Dubois Sheep Station Celebrates 100 Years
June 17, 2016

The U.S. Sheep Experiment Station in Dubois, Idaho, has been serving the U.S. sheep industry for 100 years. To acknowledge this milestone, the station is hosting a three-day event celebrating sheep and range research - Aug. 23-25. The celebration will take place in Idaho Falls, Dubois and at the station headquarters, 6 miles north of Dubois.

Beginning in 1915 and 1916 and continuing through 1922, Presidents Wilson and Harding set aside more than 45,000 acres of land in Intermountain West to establish the USDA U.S. Sheep Experiment Station. These lands were devoted to scientific research focused on sheep genetics and rangeland science and the sustainable integration of livestock production and rangeland management systems. In the 1940s, the sheep station joined efforts with the University of Idaho, which further strengthened the unit's research efforts.
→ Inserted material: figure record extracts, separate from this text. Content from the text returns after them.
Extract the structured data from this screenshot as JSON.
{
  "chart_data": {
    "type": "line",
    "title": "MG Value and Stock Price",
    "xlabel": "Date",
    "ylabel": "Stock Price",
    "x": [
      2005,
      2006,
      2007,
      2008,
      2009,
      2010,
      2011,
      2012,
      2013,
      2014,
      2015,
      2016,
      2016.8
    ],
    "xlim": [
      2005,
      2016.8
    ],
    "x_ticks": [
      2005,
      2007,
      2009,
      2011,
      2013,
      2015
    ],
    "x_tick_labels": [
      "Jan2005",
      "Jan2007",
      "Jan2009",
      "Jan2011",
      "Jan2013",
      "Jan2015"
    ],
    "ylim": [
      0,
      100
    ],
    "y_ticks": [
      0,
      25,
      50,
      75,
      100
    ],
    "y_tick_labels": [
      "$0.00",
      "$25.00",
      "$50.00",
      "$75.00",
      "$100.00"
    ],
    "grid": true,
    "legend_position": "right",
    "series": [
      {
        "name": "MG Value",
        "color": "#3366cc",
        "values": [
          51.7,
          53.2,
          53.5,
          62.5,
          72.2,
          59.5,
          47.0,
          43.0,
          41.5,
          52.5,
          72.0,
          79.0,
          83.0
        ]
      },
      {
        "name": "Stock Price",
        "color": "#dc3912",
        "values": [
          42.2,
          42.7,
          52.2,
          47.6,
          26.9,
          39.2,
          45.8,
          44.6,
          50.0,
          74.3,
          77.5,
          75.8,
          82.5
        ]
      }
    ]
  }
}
Discussions comparing the last 100 years of research to the next 100 years are scheduled, as well as production applications for improving sheep production efficiency. Range tours are planned for Thursday, Aug. 25, where sessions pertain to bighorn sheep, grizzly bear delisting, sage grouse policy and non-traditional grazing resources.

Everyone is welcome to attend all events and sessions; however, pre-registration, which runs through Aug. 5, is required. Program information, along with the registration materials, are available from the www.sheepusa.org home page by clicking on the U.S. Sheep Experiment Station link. Contact information for local hotels is included in the brochure.